If you answered (d), then congratulations–you have shown your New Keynesian bona fides. If you answered anything else, then congratulations–you have shown common sense.

Which brings me to agent-based modeling. In the paradigm of Patterns of Sustainable Specialization and Trade, an important element of economic activity is what I call “discovery.” Entrepreneurs and workers constantly have to discover how best to adapt to changing circumstances.

I have suggested that this is not well described by a Walrasian system of equations. The Walrasian system, or the “monetary Walrasian” system that adds a money demand function, is like the proverbial lamppost that the proverbial drunk looks under to find a watch that he dropped somewhere else.

So, is agent-based modeling, in which you set up a computer simulation of individuals in the economy, a way of shining light on the place where the watch is likely to be? Below the fold, I will describe what excites me about ABM, what concerns me about it, and how I would recommend going about it.What excites me about ABM is that you are not constrained to model only those dynamic elements that yield close-form solutions using standard mathematical techniques. In some sense, ABM still boils down to a set of equations, but the equations can be ones that cannot be solved without the help of a computer.

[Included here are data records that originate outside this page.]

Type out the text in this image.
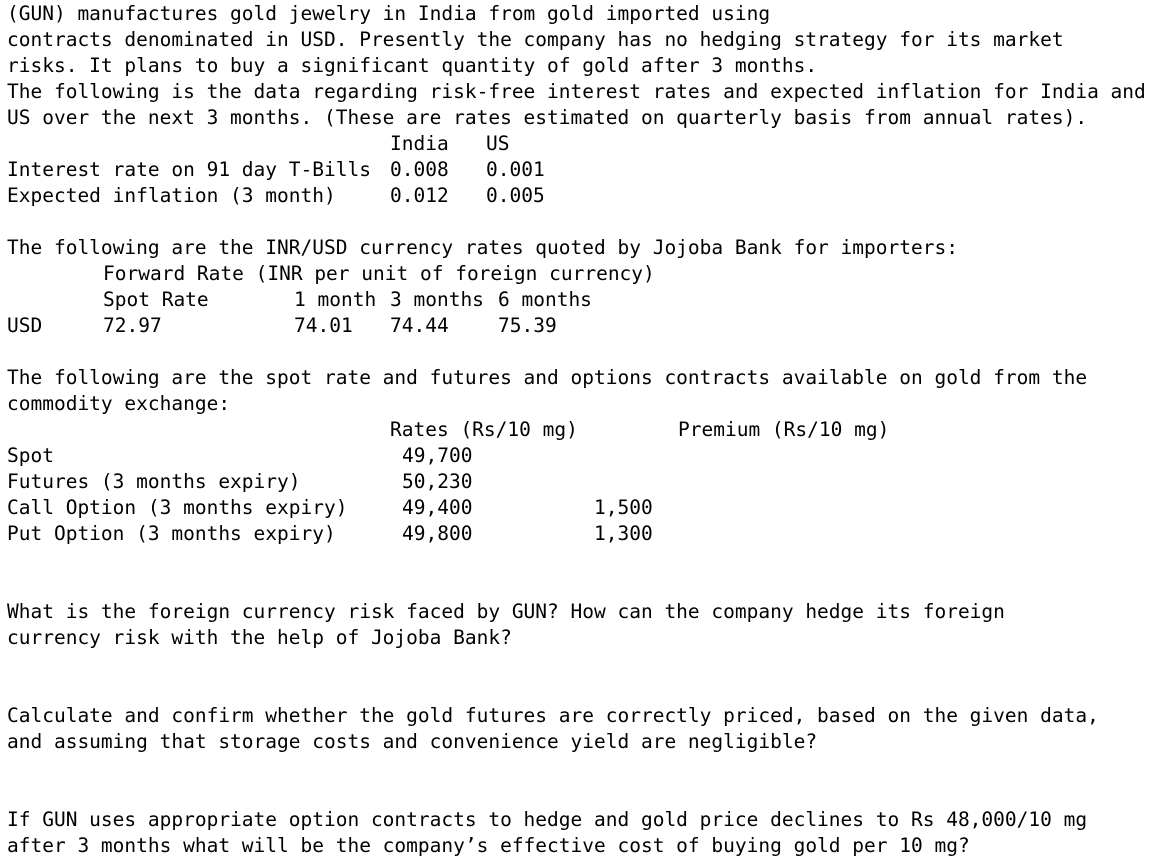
(GUN) manufactures gold jewelry in India from gold imported using
contracts denominated in USD. Presently the company has no hedging strategy for its market
risks. It plans to buy a significant quantity of gold after 3 months.
The following is the data regarding risk-free interest rates and expected inflation for India and
US over the next 3 months. (These are rates estimated on quarterly basis from annual rates).
India US
Interest rate on 91 day T-Bills 0.008 0.001
Expected inflation (3 month)	0.012 0.005
The following are the INR/USD currency rates quoted by Jojoba Bank for importers:
Forward Rate (INR per unit of foreign currency)
Spot Rate	1 month 3 months 6 months
USD	72.97	74.01 74.44	75.39
The following are the spot rate and futures and options contracts available on gold from the
commodity exchange:
Rates (Rs/10 mg)	Premium (Rs/10 mg)
Spot	49,700
Futures (3 months expiry)	50,230
Call Option (3 months expiry)	49,400	1,500
Put Option (3 months expiry)	49,800	1,300
What is the foreign currency risk faced by GUN? How can the company hedge its foreign
currency risk with the help of Jojoba Bank?
Calculate and confirm whether the gold futures are correctly priced, based on the given data,
and assuming that storage costs and convenience yield are negligible?
If GUN uses appropriate option contracts to hedge and gold price declines to Rs 48,000/10 mg
after 3 months what will be the company’s effective cost of buying gold per 10 mg?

What concerns me is that simulated results can be difficult to communicate and to understand. When you create a simulation, you can pick arbitrary rules. For example, you could leave out prices altogether. That is what the “Club of Rome” did in the 1970’s, when they simulated a doomsday scenario based on resource exhaustion.

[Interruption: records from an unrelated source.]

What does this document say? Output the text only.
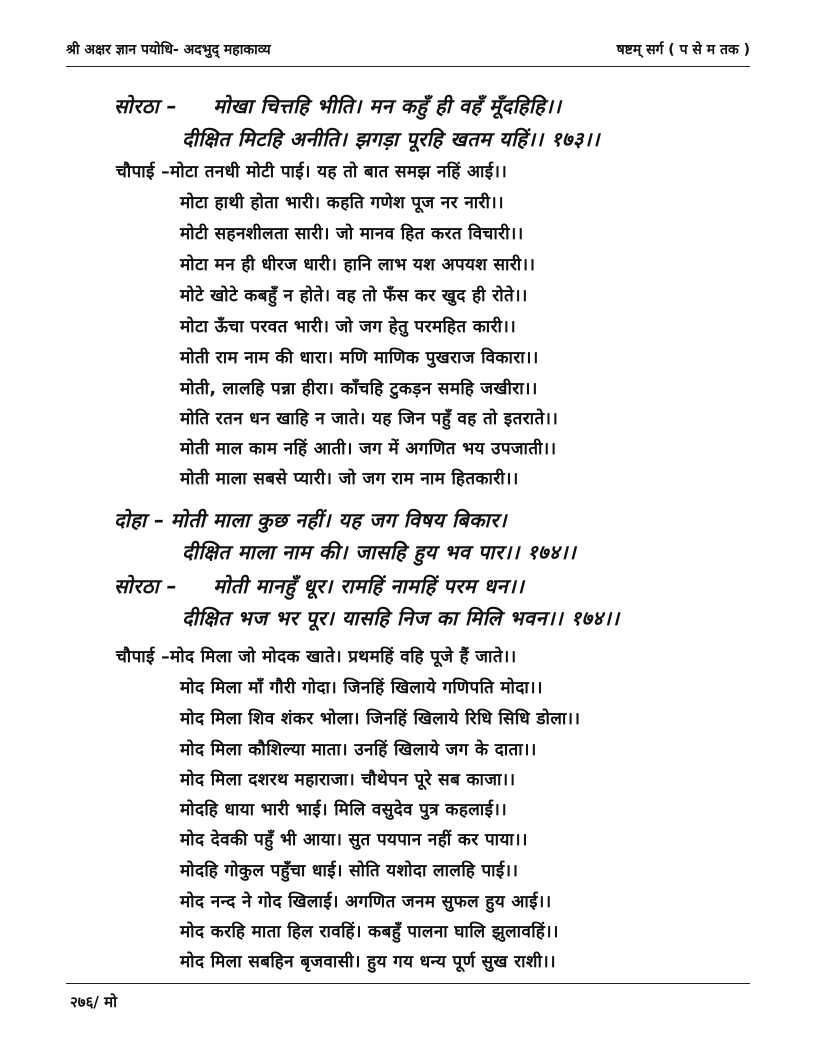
श्री अक्षर ज्ञान पयोधि- अदभुद् महाकाव्य	षष्टम् सर्ग ( प से म तक )
सोरठा – मोखा चित्तहि भीति। मन कहुँ ही वहँ मूँदहिहि।।
दीक्षित मिटहि अनीति। झगड़ा पूरहि खतम यहिं।। १७३।।
चौपाई –मोटा तनधी मोटी पाई। यह तो बात समझ नहिं आई।।
मोटा हाथी होता भारी। कहति गणेश पूज नर नारी।।
मोटी सहनशीलता सारी। जो मानव हित करत विचारी।।
मोटा मन ही धीरज धारी। हानि लाभ यश अपयश सारी।।
मोटे खोटे कबहुँ न होते। वह तो फँस कर खुद ही रोते।।
मोटा ऊँचा परवत भारी। जो जग हेतु परमहित कारी।।
मोती राम नाम की धारा। मणि माणिक पुखराज विकारा।।
मोती, लालहि पन्ना हीरा। काँचहि टुकड़न समहि जखीरा।।
मोति रतन धन खाहि न जाते। यह जिन पहुँ वह तो इतराते।।
मोती माल काम नहिं आती। जग में अगणित भय उपजाती।।
मोती माला सबसे प्यारी। जो जग राम नाम हितकारी।।
दोहा – मोती माला कुछ नहीं। यह जग विषय बिकार।
दीक्षित माला नाम की। जासहि हुय भव पार।। १७४।।
सोरठा – मोती मानहुँ धूर। रामहिं नामहिं परम धन।।
दीक्षित भज भर पूर। यासहि निज का मिलि भवन।। १७४।।
चौपाई –मोद मिला जो मोदक खाते। प्रथमहिं वहि पूजे हैं जाते।।
मोद मिला माँ गौरी गोदा। जिनहिं खिलाये गणिपति मोदा।।
मोद मिला शिव शंकर भोला। जिनहिं खिलाये रिधि सिधि डोला।।
मोद मिला कौशिल्या माता। उनहिं खिलाये जग के दाता।।
मोद मिला दशरथ महाराजा। चौथेपन पूरे सब काजा।।
मोदहि धाया भारी भाई। मिलि वसुदेव पुत्र कहलाई।।
मोद देवकी पहुँ भी आया। सुत पयपान नहीं कर पाया।।
मोदहि गोकुल पहुँचा धाई। सोति यशोदा लालहि पाई।।
मोद नन्द ने गोद खिलाई। अगणित जनम सुफल हुय आई।।
मोद करहि माता हिल रावहिं। कबहुँ पालना घालि झुलावहिं।।
मोद मिला सबहिन बृजवासी। हुय गय धन्य पूर्ण सुख राशी।।
२७६/ मो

I suppose that when you do standard formal mathematical modeling, the rules are also arbitrary. But because the assumptions are more visible, I think that you understand them better.

My concern with ABM is getting a result and not really knowing why you got it. Alternatively, if you really understand how the ABM is getting its result, you should be able to show how to get that results in a simple model, perhaps with a numerical example.

My dissertation adviser, Robert Solow, would recommend always starting with a simple numerical example before trying to generalize. Of course, back when I was in graduate school, you generalized by doing formal math, not by doing computer simulations. But I think that the same advice applies. Get the result in a form where you clearly understand it. Then go about trying to generalize it.

My intuition is that a combination of (a) – (c) is what accounts for fluctuations in the aggregate amount of economic activity. A computer simulation using agent-based modeling is probably necessary to bring all three into the picture. But first, I would play with simple numerical examples.